I am starting a new t shirt business, I can create vinyl images and transfer them to shirts but i'm looking into creating detailed images which seems very difficult to do with vinyl. I was planning on printing images from my epson printer onto transfer paper but i'm debating if I should use regular printer ink or convert my printer to be able to use sublimation ink, can someone tell me the pros and cons? Also, I've heard jetpro softstretch transfer paper is the best to use? Is this still true, and can I use that with sublimation dye?


----------



## Creative Pile (May 5, 2012)

Hi vvanessarios21,
What type of t-shirt business? If you are planning on selling t-shirts or printing for people I would learn how to screen print with ink and screens. The look and feel of heat transfers are not as nice as screen printed artwork. In my opinion, I wouldn't want to buy a heat transfer tee because the way it feels and looks on the tee.

It would be great to have the heat transfer as a cheaper option in case the customer needs small quantities, but the pro way to do it is to print with ink and screen. You can get detailed artwork printed by increasing the mesh count of the screen. The more mesh holes the smaller they are and the more small details it can print. Think of it as pixels. The more pixels the more detail.
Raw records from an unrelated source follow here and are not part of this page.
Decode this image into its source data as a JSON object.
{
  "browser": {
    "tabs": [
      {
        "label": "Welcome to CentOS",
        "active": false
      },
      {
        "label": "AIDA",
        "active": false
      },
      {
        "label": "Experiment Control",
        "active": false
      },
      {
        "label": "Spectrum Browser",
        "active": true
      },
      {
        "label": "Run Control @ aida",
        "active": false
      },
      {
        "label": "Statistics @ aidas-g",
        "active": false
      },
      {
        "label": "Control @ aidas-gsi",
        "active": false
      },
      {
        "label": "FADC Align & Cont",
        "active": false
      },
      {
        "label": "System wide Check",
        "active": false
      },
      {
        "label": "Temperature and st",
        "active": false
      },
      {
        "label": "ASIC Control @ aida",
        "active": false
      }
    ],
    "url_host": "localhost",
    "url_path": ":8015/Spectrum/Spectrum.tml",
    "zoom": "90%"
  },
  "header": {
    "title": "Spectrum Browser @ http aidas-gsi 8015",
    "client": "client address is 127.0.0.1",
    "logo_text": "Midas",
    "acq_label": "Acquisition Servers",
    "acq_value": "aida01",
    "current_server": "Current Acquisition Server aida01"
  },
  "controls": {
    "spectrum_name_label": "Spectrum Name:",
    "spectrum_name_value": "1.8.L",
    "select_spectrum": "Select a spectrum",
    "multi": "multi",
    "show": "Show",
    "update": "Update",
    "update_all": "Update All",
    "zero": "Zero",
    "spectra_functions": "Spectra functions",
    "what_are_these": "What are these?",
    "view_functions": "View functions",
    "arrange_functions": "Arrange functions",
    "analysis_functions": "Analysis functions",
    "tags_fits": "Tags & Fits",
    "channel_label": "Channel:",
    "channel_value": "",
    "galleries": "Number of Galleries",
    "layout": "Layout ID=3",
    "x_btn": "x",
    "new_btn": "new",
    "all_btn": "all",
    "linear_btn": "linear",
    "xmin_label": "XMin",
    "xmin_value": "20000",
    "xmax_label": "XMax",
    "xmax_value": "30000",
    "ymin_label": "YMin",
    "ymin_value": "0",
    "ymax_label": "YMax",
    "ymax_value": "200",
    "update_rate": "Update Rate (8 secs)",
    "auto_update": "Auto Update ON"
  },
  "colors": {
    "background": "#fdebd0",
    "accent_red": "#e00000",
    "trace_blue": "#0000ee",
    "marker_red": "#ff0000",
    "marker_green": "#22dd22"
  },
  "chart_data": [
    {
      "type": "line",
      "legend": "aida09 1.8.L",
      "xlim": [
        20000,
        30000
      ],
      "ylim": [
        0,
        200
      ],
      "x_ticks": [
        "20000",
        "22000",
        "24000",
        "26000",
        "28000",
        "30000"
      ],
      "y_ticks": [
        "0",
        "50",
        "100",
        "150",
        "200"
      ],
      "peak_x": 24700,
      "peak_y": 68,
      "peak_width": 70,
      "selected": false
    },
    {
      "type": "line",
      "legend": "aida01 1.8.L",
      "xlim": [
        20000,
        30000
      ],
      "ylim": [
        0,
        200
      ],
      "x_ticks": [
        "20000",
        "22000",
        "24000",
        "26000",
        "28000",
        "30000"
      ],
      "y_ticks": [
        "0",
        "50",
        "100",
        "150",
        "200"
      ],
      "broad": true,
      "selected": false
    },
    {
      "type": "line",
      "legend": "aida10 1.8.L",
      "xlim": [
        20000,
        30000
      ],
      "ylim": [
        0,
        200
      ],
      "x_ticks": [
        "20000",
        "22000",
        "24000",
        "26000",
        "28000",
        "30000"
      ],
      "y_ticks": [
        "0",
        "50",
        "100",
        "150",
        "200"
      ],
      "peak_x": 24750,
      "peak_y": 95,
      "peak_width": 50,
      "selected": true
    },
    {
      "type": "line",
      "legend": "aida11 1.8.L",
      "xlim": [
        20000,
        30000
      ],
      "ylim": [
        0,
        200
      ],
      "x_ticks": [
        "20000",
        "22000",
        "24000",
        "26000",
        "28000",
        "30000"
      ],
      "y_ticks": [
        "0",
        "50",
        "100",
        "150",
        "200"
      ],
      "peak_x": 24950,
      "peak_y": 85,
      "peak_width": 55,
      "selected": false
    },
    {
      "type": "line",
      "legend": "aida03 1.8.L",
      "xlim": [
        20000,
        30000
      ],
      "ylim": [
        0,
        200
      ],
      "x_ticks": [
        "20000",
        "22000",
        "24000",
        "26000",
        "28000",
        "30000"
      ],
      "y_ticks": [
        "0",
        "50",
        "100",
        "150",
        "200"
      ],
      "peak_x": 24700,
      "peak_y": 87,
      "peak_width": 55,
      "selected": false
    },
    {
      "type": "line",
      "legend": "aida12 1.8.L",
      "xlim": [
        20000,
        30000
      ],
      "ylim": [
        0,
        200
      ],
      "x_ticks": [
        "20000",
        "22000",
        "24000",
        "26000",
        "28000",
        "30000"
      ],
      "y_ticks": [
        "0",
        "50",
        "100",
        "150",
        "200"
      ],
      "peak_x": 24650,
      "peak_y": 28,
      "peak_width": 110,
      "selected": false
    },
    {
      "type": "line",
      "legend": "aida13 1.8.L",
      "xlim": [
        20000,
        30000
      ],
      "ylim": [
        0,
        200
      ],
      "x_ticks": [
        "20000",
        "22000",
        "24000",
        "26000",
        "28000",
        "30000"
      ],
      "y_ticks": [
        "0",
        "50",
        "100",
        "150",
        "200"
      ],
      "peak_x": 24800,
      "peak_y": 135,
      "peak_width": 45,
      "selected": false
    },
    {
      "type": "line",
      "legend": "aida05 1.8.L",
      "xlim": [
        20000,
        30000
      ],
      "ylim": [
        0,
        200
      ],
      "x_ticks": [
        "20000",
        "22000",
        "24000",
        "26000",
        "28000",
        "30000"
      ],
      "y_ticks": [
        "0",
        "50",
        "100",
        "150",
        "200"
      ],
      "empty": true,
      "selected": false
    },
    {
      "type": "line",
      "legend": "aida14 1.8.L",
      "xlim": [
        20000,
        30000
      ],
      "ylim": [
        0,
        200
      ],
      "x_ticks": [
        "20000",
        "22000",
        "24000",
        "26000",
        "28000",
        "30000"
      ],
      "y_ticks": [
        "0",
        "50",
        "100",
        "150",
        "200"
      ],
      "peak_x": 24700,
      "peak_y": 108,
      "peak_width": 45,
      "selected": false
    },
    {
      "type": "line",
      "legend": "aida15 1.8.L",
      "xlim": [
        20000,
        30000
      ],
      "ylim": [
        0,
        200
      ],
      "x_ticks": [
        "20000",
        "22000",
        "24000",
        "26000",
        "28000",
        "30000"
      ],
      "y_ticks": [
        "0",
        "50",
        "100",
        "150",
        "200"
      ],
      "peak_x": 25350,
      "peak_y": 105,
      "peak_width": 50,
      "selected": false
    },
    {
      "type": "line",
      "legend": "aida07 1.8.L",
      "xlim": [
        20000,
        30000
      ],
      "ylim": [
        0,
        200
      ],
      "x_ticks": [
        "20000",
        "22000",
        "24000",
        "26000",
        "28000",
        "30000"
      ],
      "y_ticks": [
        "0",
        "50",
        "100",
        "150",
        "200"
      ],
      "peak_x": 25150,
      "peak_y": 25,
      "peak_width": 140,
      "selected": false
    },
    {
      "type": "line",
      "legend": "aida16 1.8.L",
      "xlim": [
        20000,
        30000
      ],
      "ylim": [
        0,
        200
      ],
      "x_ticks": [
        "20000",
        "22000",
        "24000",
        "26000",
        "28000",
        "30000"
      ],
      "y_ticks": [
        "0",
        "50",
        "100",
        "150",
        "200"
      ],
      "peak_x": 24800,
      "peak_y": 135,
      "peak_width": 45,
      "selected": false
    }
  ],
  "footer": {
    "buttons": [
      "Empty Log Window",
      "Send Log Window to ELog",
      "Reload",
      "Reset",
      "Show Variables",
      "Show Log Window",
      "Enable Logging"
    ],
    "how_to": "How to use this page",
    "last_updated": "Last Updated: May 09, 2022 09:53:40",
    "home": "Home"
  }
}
Good luck on your business venture!


----------



## GTP30 (Dec 18, 2015)

vanessarios21 said:


> I am starting a new t shirt business, I can create vinyl images and transfer them to shirts but i'm looking into creating detailed images which seems very difficult to do with vinyl. I was planning on printing images from my epson printer onto transfer paper but i'm debating if I should use regular printer ink or convert my printer to be able to use sublimation ink, can someone tell me the pros and cons? Also, I've heard jetpro softstretch transfer paper is the best to use? Is this still true, and can I use that with sublimation dye?


Jet Pro Soft Stretch is good but can only be used for light garments and you need to use pigment inks with JPSS which your Epson most likely already uses in Durabrite ink. If your printer does use Durabrite inks you can purchase a sample pack of JPSS and test it out, see if it has the look and feel you are comfortable selling.

I personally do screen printing, I use JPSS, heat transfer vinyl, custom plastisol transfers as well as stock transfers. Each method has a time or order where it is the right choice. Starting out with JPSS is maybe the cheapest way to go.


----------



## john221us (Nov 29, 2015)

Sublimation only works on Polyester (at least 80% or better) and needs to be white/light colored, so it is limited what you can print with sublimation, but the results are great. No hand at all, as the dye goes into the fabric.


----------